New Microsoft Exchange Zero Days
https://www.bleepingcomputer.com/news/microsoft/new-microsoft-exchange-zero-days-allow-rce-data-theft-attacks/
- Trend Micro had reported the vulnerabilities to Microsoft on September 7th and 8th, 2023 – however Microsoft decided the flaws were not severe enough to guarantee immediate servicing and postponing the fixes for later
- Trend Micro’s Zero Day Initiative (ZDI) posted their tracking ID’s to warn Exchange customers
- ZDI-23-1578: Remote Code Execution flaw in the ’ChainedSerializationBinder’ class, where user data isn’t adequately validated, allowing attackers to deserialize untrusted data
- Successful exploitation enables an attacker to execute arbitrary code as ‘SYSTEM’
- Microsoft Response: Customers who have applied the August Security Updates are already protected.
- ZDI-23-1579: located in the ‘DownloadDataFromUri’ method, this flaw is due to insufficient validation of the URI before resource access
- Attackers can exploit it to access sensitive information from Exchange servers
- Microsoft Response: The technique described requires an attacker to have prior access to email credentials, and no evidence was presented that it can be leveraged to gain elevation of privilege.
- ZDI-23-1580: In the ‘DownloadDataFromOfficeMarketPlace’ method, also stems from improper URI validation
- Potentially leading to unauthorized information disclosure
- Microsoft Response: The technique described requires an attacker to have prior access to email credentials.

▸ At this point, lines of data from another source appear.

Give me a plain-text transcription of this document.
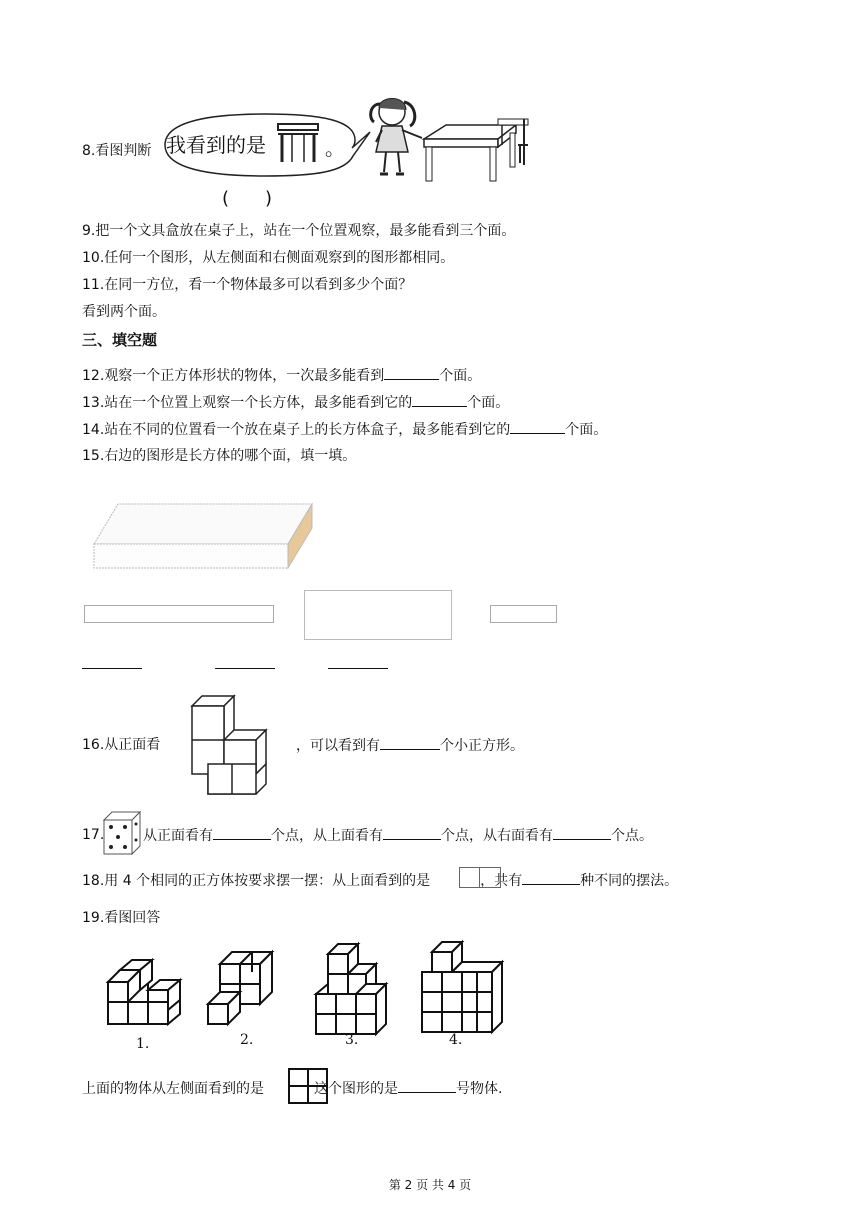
8.看图判断 我看到的是	。
(　　)
9.把一个文具盒放在桌子上，站在一个位置观察，最多能看到三个面。
10.任何一个图形，从左侧面和右侧面观察到的图形都相同。
11.在同一方位，看一个物体最多可以看到多少个面？
看到两个面。
三、填空题
12.观察一个正方体形状的物体，一次最多能看到	个面。
13.站在一个位置上观察一个长方体，最多能看到它的	个面。
14.站在不同的位置看一个放在桌子上的长方体盒子，最多能看到它的	个面。
15.右边的图形是长方体的哪个面，填一填。
16.从正面看	，可以看到有	个小正方形。
17.	从正面看有	个点，从上面看有	个点，从右面看有	个点。
18.用 4 个相同的正方体按要求摆一摆：从上面看到的是	，共有	种不同的摆法。
19.看图回答
1.	2.	3.	4.
上面的物体从左侧面看到的是	这个图形的是	号物体.
第 2 页 共 4 页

- ZDI-23-1581: Present in the ‘CreateAttachementFromUri’ method, this flaw resembles the previous bugs with inadequate URI validation
- Risking sensitive data exposure
- Microsoft Response: The technique described requires an attacker to have prior access to email credentials, and no evidence was presented that it can be leveraged to access sensitive customer information.
All of the above vulnerabilities do require authentication to exploit – which made me think, why did Microsoft not prioritize fixing the bugs?